Endothelial lipase (endothelial lipase EL) is a new member of the family recently discovered triglyceride lipase, secreted by endothelial cells, play a role in the local. The main with phospholipase activity, is a key enzyme in the metabolism of HDL-C, how to reduce or inhibit the activity of EL, thereby reducing the degradation of HDL-C, is a new development way of treating atherosclerosis the expression of EL. So the study of transcriptional regulation, how to effectively reduce the EL is extremely urgent.
Angiotensin II (Angiotensin II, Ang II) and inflammatory cytokines interleukin -6 (interleukin-6, IL-6) are two important risk factors of atherosclerosis.Ang II by increasing macrophage scavenger receptor CD36, promote macrophage uptake of oxidized low density lipoprotein (oxidized low density lipoprotein, ox-LDL), the formation of acceleration foam cells; can induce inflammatory reaction and apoptosis, the pathological process of oxygen free radicals and influence of fibrinolytic function and other aspects involved in atherosclerosis; plaque instability could increase the expression of factor [7]EMMPRIN and MMPs[8,9], increased atherosclerosis in.IL-6 is also an important factor of atherosclerosis, which constitutes the pathology of many acute and chronic diseases the science foundation, can damage endothelial cells caused by endothelial dysfunction, increased monocyte and endothelial cells The adhesion, can also promote the uptake of lipid in macrophage. Nuclear factor kappa B NF- is an important regulator of nuclear transcription factor, activator can activate the expression of a variety of effects including cytokines, chemical factors genes.
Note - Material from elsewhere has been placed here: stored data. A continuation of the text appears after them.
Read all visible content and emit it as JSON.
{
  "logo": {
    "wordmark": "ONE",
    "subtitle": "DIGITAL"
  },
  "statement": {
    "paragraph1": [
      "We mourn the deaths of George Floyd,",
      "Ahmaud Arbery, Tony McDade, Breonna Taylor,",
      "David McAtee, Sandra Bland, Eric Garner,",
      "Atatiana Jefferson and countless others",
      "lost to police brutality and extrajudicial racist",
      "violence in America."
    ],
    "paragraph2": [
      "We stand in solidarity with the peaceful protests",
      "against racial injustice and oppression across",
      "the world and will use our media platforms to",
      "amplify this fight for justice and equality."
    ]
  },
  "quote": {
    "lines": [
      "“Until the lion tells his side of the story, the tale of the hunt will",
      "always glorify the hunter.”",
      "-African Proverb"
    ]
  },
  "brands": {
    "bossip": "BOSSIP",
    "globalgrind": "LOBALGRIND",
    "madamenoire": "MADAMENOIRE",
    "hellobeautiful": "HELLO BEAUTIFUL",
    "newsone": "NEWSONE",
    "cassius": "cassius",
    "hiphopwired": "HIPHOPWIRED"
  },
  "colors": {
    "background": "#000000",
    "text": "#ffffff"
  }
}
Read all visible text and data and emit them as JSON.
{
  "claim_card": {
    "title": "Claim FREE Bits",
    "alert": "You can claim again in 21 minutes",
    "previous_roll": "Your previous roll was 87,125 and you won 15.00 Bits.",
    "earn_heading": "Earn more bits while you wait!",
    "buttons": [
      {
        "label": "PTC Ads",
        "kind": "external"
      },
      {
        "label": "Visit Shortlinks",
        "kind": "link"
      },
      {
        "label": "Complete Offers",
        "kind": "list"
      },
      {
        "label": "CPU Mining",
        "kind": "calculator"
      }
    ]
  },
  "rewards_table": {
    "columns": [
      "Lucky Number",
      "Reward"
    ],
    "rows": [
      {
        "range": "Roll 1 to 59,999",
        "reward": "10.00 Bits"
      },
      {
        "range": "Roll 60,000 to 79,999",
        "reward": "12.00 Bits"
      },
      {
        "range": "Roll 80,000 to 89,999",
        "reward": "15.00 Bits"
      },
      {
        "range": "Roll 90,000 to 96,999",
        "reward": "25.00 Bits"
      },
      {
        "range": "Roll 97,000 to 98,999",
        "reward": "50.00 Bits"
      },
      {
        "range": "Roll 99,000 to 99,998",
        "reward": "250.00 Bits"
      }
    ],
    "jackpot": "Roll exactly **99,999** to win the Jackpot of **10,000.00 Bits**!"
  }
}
MAPKs mitogen activated protein kinase cascade is one of the important intracellular signal transduction systems, participate in a variety of intracellular information the transfer process, can on a wide range of extracellular stimuli, studies show that NF- kappa B and increase the expression of p38MAPK in atherosclerosis, may be one of the mechanisms of various risk factors for atherosclerosis, NF- kappa B and p38MAPK signaling pathway may play a role in the process of expression in the transcription of EL. The in vitro cultured human umbilical the venous endothelial cells with IL-6 and Ang II stimulated endothelial cells, observed IL-6, Ang II, NF- kappa B p65 inhibitor PDTC (Pyrrolidinedithioearbamic acid) and SB203580 (p38M The effect of APK inhibitor on the expression of EL verifies whether IL-6 and Ang II regulate the expression of EL by means of NF- - kappa B and MAPK signal transduction pathway.
research method
1. the umbilical vein endothelial cells of the newborn were extracted and cultured. After being identified as endothelial cells, the endothelial cells were cultured and cultured. The fourth generation cells were used for the experiment.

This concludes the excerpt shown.